Tuesday, 3 January 2012

Ethics, dating, and The Social Network

Watching a film with someone can often make for great ethical talking points. For instance, The Social Network allowed for a long discussion with my cinema-buddy about the action of the protagonist, evil-genius Mark Zuckerberg.

I would suggest taking a date to the movies at the earliest opportunity - not so much to help facilitate their wooing or any such bullshit, but rather to check your ideological and aesthetic compatibility.  Think of it as social litmus test.

As John Cusack's character in High Fidelity remarks:

“What really matters is what you like, not what you are like … Books, records, films - these things matter. Call me shallow but it’s the fuckin’ truth.”

I, for one, found Zuckerberg rather easy to relate to[1] – though I kept this to myself when it turned out my friend found him deeply, and morally, repugnant. From my perspective, the people he supposedly ripped off were undeniably small thinkers: the twins were aiming for a ‘Facebook’ for Harvard students, while his best friend, the chief financial officer, wanted to turn it quickly into a moneymaking venture.

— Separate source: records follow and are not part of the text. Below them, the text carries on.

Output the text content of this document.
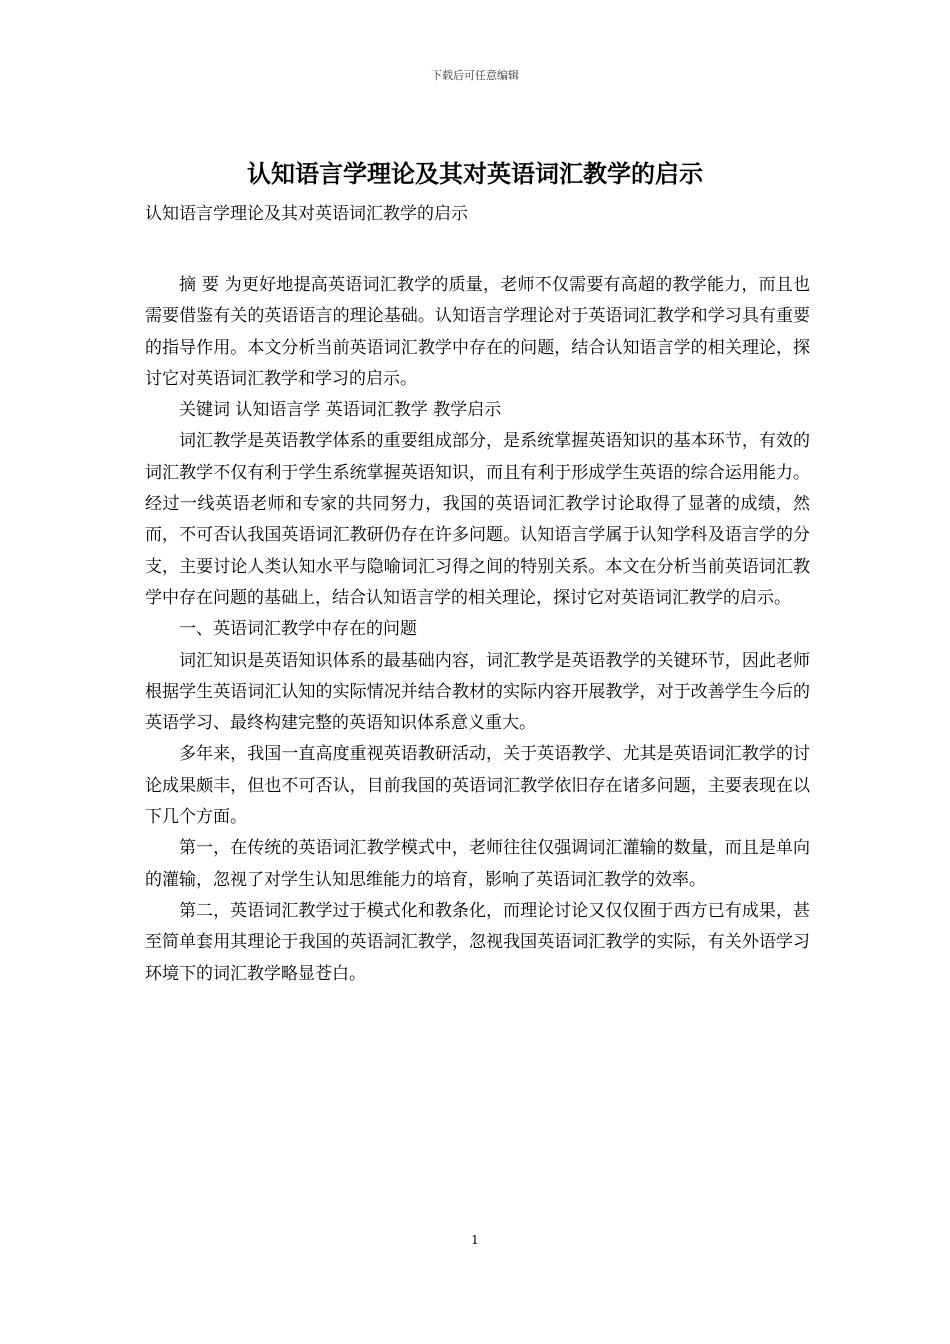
下载后可任意编辑
认知语言学理论及其对英语词汇教学的启示

认知语言学理论及其对英语词汇教学的启示

摘 要 为更好地提高英语词汇教学的质量，老师不仅需要有高超的教学能力，而且也需要借鉴有关的英语语言的理论基础。认知语言学理论对于英语词汇教学和学习具有重要的指导作用。本文分析当前英语词汇教学中存在的问题，结合认知语言学的相关理论，探讨它对英语词汇教学和学习的启示。

关键词 认知语言学 英语词汇教学 教学启示

词汇教学是英语教学体系的重要组成部分，是系统掌握英语知识的基本环节，有效的词汇教学不仅有利于学生系统掌握英语知识，而且有利于形成学生英语的综合运用能力。经过一线英语老师和专家的共同努力，我国的英语词汇教学讨论取得了显著的成绩，然而，不可否认我国英语词汇教研仍存在许多问题。认知语言学属于认知学科及语言学的分支，主要讨论人类认知水平与隐喻词汇习得之间的特别关系。本文在分析当前英语词汇教学中存在问题的基础上，结合认知语言学的相关理论，探讨它对英语词汇教学的启示。

一、英语词汇教学中存在的问题

词汇知识是英语知识体系的最基础内容，词汇教学是英语教学的关键环节，因此老师根据学生英语词汇认知的实际情况并结合教材的实际内容开展教学，对于改善学生今后的英语学习、最终构建完整的英语知识体系意义重大。

多年来，我国一直高度重视英语教研活动，关于英语教学、尤其是英语词汇教学的讨论成果颇丰，但也不可否认，目前我国的英语词汇教学依旧存在诸多问题，主要表现在以下几个方面。

第一，在传统的英语词汇教学模式中，老师往往仅强调词汇灌输的数量，而且是单向的灌输，忽视了对学生认知思维能力的培育，影响了英语词汇教学的效率。

第二，英语词汇教学过于模式化和教条化，而理论讨论又仅仅囿于西方已有成果，甚至简单套用其理论于我国的英语詞汇教学，忽视我国英语词汇教学的实际，有关外语学习环境下的词汇教学略显苍白。

1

Had Facebook gone the way they wanted, it would have been less profitable for them then if Zuckerberg had stolen their idea, been ruthless in his execution, and then thrown to them what for him was essentially chump change. In other words, I believe that he did them a favour.

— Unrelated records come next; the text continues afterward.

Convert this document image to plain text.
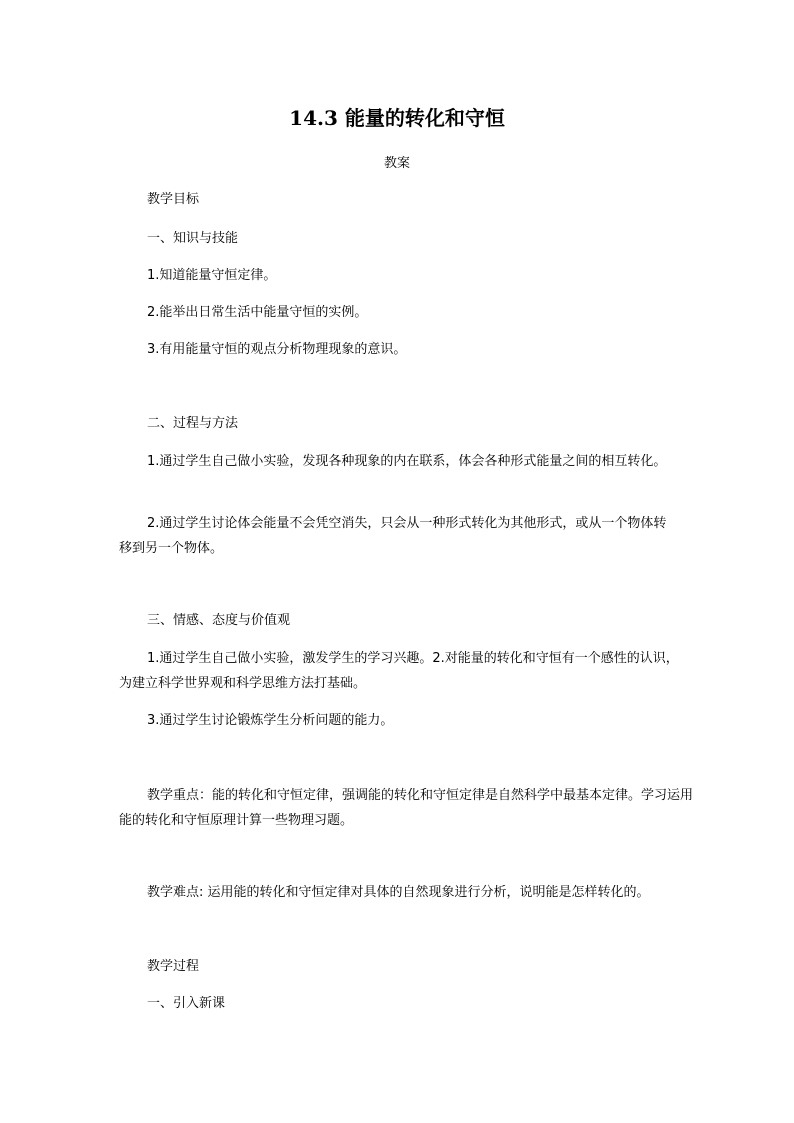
14.3 能量的转化和守恒
教案
教学目标
一、知识与技能
1.知道能量守恒定律。
2.能举出日常生活中能量守恒的实例。
3.有用能量守恒的观点分析物理现象的意识。
二、过程与方法
1.通过学生自己做小实验，发现各种现象的内在联系，体会各种形式能量之间的相互转化。
2.通过学生讨论体会能量不会凭空消失，只会从一种形式转化为其他形式，或从一个物体转移到另一个物体。
三、情感、态度与价值观
1.通过学生自己做小实验，激发学生的学习兴趣。2.对能量的转化和守恒有一个感性的认识，为建立科学世界观和科学思维方法打基础。
3.通过学生讨论锻炼学生分析问题的能力。
教学重点：能的转化和守恒定律，强调能的转化和守恒定律是自然科学中最基本定律。学习运用能的转化和守恒原理计算一些物理习题。
教学难点: 运用能的转化和守恒定律对具体的自然现象进行分析，说明能是怎样转化的。
教学过程
一、引入新课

I just won’t be telling my friend that.



Endnote

[1] In my first year of my undergrad, I lived at one of Monash University’s Clayton campus’ Richardson Hall. There, I tried for something similar to Zuckerberg’s project (this was in 1998, mind you.) I was able to collate - through a very long-winded, manual process that did not involve actually going to the students themselves - all of the names, possible email addresses, and dorm number of the people living at Richardson Hall. I published these to the web on an electronic ‘zine that I was building in the WYSIWYG web-editor, AOLpress. This list of email addresses severed as a mailing list as well for my promotion of the ezine. (The first release was a very successful launch that involved Passion Pop and cheddar cheese - the second rather fizzled.) Looking back at such endeavours, though, I think of how I had all of the characteristics of Mark Zuckerberg: slight outsider status, high geek ratings, highly motivated, with big picture ambition. (To make up for lack of coding ability, I resorted to brute force – though I have found that can only get you so far.) When it comes to the ‘evil genius’ part, however, I can only half relate.

Image by Laughing Squid

1 comments:

maddercarmine said...

Because it's not like that friend would ever read your blog.

So essentially, you're an assburger.